If I understand your question correctly, you’re saying to put $500 per month in savings for 4 years then pull it out and pay the lump sum ($24,000 + interest earned) on your mortgage, right? If so, then it would all depend on the interest rate on your mortgage vs. what your investment earned. That being said, compounding interest is a slow process. If you earn 10% per year (average) on your investment, that’s fantastic – but usually you’re in the investment market (stocks, bonds) to earn that kind of rate so there will be dramatic rises and falls. I tell people to stay away from the market unless you can DEFINITELY stay in 5 years and preferably 10 or more. Doing that allows you to think long-term and ride out the ups and downs. If you could assume 10% would happen no matter how long or short your investment term was, then you could come out ahead with your plan since 10% is much higher than any average mortgage rate right now…but that’s a pretty big uncertainty to deal with. Once I’ve saved an amount to cover emergencies, I’m going to pay down all debts (except mortgage) before I invest more. Then I’ll try to balance investments and mortgage payments to pay off the house more quickly without losing valuable time for retirement savings. Does that make ANY sense?

Melanie says

Excellent info! Thanks so much! Life keeps getting in the way of saving, but this gives me a big kick in the pants to tighten up that grocery budget and scrape out some extra savings here and there!

Stacy says

We’re so glad you found it helpful!

Julie Parcells says

Where in the world can I find an interest rate of 10% to invest my money. Highly unlikely

Barry says

Although most folks who don’t invest say I’m crazy to claim 10% returns are out there to find most of the time, they are. I just responded to one comment asking for some details. Check out the third question on this post(http://www.stacymakescents.com/ask-barry-june-26-2011) and you’ll see we didn’t make 10% during the worst economic period in a generation, but we made a decent return. I just checked and three of the five funds I’m in right now are actually over 12% for the last 12 months while the other two are at 5.5% and 9%. Not bad at all and put them all together and 10% is there. Don’t assume you can’t earn better money than a savings account. That’s what poor people do.

faye says

Stacy,

Thanks for this and all of the other information that you provide on your blog.

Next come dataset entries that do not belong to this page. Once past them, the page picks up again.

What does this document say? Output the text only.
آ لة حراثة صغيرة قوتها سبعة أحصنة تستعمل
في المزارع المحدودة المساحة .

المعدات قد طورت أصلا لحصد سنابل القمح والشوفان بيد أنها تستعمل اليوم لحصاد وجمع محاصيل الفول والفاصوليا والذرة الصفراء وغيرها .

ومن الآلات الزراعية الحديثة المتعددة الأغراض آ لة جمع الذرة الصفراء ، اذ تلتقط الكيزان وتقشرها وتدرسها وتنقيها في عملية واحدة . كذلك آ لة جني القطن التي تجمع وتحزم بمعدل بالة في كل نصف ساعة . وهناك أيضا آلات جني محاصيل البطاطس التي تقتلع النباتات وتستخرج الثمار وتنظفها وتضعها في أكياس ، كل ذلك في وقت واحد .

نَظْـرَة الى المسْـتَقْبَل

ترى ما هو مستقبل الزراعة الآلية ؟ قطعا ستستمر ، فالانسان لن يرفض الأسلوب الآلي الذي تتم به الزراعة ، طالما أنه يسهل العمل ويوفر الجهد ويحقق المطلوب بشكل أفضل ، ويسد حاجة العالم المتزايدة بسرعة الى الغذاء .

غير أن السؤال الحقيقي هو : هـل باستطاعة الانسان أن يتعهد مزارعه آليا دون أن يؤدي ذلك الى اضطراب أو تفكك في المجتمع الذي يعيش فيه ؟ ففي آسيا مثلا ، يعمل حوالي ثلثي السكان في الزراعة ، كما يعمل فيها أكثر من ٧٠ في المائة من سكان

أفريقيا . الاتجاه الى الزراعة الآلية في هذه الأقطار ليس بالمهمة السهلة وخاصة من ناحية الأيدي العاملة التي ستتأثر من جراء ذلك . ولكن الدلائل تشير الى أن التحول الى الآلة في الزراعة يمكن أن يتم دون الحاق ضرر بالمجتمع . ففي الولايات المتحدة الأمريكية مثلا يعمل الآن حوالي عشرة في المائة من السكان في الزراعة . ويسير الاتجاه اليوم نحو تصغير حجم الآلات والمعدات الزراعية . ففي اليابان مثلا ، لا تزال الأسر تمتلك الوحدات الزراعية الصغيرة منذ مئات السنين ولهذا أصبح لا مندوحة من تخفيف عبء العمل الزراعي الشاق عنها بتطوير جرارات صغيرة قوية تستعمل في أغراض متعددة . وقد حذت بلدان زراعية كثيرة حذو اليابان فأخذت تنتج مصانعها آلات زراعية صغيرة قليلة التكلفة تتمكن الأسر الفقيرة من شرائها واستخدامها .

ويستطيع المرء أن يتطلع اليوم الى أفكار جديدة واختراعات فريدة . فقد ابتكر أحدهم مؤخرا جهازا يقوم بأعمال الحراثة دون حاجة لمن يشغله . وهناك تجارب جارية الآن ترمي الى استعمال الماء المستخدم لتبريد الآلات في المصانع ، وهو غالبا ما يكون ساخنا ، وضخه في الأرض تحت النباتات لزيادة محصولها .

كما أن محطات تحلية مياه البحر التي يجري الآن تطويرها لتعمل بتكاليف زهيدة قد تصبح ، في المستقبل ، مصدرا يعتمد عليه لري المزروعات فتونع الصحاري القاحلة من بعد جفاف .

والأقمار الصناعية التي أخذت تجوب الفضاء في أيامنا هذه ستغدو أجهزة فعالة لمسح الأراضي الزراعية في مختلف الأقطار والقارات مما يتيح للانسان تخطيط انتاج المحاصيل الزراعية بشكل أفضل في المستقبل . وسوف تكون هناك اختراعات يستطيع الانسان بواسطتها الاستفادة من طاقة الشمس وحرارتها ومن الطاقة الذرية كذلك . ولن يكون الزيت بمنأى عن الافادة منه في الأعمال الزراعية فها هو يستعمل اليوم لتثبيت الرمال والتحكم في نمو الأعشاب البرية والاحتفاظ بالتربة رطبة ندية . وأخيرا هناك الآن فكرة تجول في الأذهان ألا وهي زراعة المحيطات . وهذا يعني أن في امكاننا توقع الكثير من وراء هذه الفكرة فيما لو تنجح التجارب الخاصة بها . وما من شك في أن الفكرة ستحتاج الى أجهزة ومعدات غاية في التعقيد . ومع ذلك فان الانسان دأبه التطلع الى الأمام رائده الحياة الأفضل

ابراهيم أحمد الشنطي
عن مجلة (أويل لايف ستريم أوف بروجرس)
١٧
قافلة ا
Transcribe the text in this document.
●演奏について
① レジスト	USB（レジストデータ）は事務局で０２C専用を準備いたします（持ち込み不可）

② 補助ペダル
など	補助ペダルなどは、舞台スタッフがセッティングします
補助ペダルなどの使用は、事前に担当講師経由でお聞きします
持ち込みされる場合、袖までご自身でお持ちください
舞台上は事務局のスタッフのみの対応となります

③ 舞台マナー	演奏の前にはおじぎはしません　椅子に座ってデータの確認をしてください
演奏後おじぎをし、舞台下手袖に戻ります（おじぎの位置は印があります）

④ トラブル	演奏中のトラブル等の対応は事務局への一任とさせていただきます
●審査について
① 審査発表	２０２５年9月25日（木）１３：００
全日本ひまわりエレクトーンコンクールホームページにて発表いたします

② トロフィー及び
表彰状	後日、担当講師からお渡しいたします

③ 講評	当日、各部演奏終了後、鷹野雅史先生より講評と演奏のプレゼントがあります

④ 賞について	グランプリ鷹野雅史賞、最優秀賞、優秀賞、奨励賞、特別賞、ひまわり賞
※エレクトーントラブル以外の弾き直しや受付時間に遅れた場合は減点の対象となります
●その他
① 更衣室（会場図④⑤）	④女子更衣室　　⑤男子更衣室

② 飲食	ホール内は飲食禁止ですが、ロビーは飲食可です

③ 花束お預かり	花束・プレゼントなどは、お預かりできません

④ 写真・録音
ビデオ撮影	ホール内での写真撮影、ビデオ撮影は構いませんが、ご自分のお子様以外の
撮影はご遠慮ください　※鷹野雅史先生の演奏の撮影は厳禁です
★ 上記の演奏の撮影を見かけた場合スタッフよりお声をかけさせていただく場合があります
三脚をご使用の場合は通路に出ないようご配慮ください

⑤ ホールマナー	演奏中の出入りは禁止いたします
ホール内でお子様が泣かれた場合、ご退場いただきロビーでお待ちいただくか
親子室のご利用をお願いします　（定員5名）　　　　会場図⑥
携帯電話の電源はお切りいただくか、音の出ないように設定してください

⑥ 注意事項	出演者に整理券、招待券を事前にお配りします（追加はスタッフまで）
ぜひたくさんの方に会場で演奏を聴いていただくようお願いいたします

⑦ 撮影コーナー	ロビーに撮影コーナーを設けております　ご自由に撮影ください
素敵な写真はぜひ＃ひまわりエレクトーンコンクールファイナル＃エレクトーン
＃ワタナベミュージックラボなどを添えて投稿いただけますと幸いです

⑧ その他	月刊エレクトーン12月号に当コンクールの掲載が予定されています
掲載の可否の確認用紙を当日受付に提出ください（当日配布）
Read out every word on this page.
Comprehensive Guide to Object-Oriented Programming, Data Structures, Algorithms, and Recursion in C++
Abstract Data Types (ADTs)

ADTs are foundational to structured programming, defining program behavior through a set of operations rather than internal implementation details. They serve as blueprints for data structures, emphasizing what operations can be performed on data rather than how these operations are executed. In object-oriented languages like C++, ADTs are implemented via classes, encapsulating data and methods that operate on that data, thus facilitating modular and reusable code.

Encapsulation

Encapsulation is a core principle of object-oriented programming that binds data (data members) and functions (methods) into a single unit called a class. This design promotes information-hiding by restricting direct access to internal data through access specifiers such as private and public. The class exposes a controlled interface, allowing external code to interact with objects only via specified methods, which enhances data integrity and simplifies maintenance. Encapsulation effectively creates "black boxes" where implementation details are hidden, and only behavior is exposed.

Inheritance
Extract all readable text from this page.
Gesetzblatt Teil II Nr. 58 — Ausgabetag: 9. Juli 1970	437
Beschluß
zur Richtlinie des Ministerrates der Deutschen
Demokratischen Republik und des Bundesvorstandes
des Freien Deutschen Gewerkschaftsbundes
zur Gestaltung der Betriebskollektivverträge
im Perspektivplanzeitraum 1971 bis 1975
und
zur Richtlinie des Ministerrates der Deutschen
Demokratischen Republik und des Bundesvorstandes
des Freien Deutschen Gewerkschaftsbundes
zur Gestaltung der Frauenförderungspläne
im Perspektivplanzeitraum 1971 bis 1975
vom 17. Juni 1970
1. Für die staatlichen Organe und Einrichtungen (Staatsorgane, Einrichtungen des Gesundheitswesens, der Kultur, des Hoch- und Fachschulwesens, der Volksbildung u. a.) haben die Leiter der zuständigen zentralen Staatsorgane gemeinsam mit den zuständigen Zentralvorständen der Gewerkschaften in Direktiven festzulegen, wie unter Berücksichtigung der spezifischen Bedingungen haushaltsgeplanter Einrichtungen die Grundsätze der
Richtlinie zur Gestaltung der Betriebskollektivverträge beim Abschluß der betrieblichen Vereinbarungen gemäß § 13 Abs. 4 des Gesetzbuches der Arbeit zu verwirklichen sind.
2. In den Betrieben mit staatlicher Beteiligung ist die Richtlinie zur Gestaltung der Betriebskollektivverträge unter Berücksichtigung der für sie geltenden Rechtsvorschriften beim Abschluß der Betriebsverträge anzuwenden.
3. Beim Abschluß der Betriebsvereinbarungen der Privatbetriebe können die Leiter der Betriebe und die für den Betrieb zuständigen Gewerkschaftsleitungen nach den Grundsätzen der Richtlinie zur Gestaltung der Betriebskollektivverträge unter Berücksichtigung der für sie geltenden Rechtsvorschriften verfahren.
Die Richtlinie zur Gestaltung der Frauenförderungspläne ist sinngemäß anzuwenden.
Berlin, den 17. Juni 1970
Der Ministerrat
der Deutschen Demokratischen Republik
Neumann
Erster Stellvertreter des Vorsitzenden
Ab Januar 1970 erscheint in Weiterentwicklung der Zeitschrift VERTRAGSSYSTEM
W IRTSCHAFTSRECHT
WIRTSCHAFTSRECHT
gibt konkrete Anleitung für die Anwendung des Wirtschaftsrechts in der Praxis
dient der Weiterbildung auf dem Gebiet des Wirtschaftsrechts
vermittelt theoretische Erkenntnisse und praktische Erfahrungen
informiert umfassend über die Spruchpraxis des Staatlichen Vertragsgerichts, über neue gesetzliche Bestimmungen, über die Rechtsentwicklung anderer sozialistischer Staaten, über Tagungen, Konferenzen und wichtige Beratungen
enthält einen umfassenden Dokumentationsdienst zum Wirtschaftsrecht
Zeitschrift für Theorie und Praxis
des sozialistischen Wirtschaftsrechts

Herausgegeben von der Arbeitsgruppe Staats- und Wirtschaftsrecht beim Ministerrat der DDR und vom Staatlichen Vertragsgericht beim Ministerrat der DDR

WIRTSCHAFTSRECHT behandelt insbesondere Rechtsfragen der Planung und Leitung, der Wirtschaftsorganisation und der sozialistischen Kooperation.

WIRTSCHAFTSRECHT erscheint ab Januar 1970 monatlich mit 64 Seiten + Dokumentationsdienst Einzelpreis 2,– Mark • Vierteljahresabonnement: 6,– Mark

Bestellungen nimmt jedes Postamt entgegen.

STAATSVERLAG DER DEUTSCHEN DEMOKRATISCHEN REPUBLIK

I am a single mom with an awesome 8 year old son and way too pets who is desperately trying to dig myself out from overwhelming debt. Please continue providing these tips and hints as people like myself really need the reality checks, inspiration, and advice

Thanks

Barry says

Thanks for the encouragement. We are glad to share the knowledge God gave us. If you have any specific questions we’re here to help.

Rachel says

Thanks for the info! Now what I want to know is how to actually make 10% interest on my savings! Any simple tips?

Barry says

When we talk about those types of returns it is a discussion in investments. Mutual funds are the safest route in my opinion. I wrote about this a couple of years ago (http://www.stacymakescents.com/ask-barry-june-26-2011) and it will outline our returns when the economy was way down. Of the five mutual funds I have right now, 3 of them are over 10% return for the past 12 months. It is always going to be an up and down game, but we’re looking long term so those bumps will smooth out and they trend should be positive. I hope that helps.

KM Logan @lessonsfromivy says

Okay I seriously must start saving.

Barry says

Everyone needs to start saving! I hope this motivated some to do it TODAY!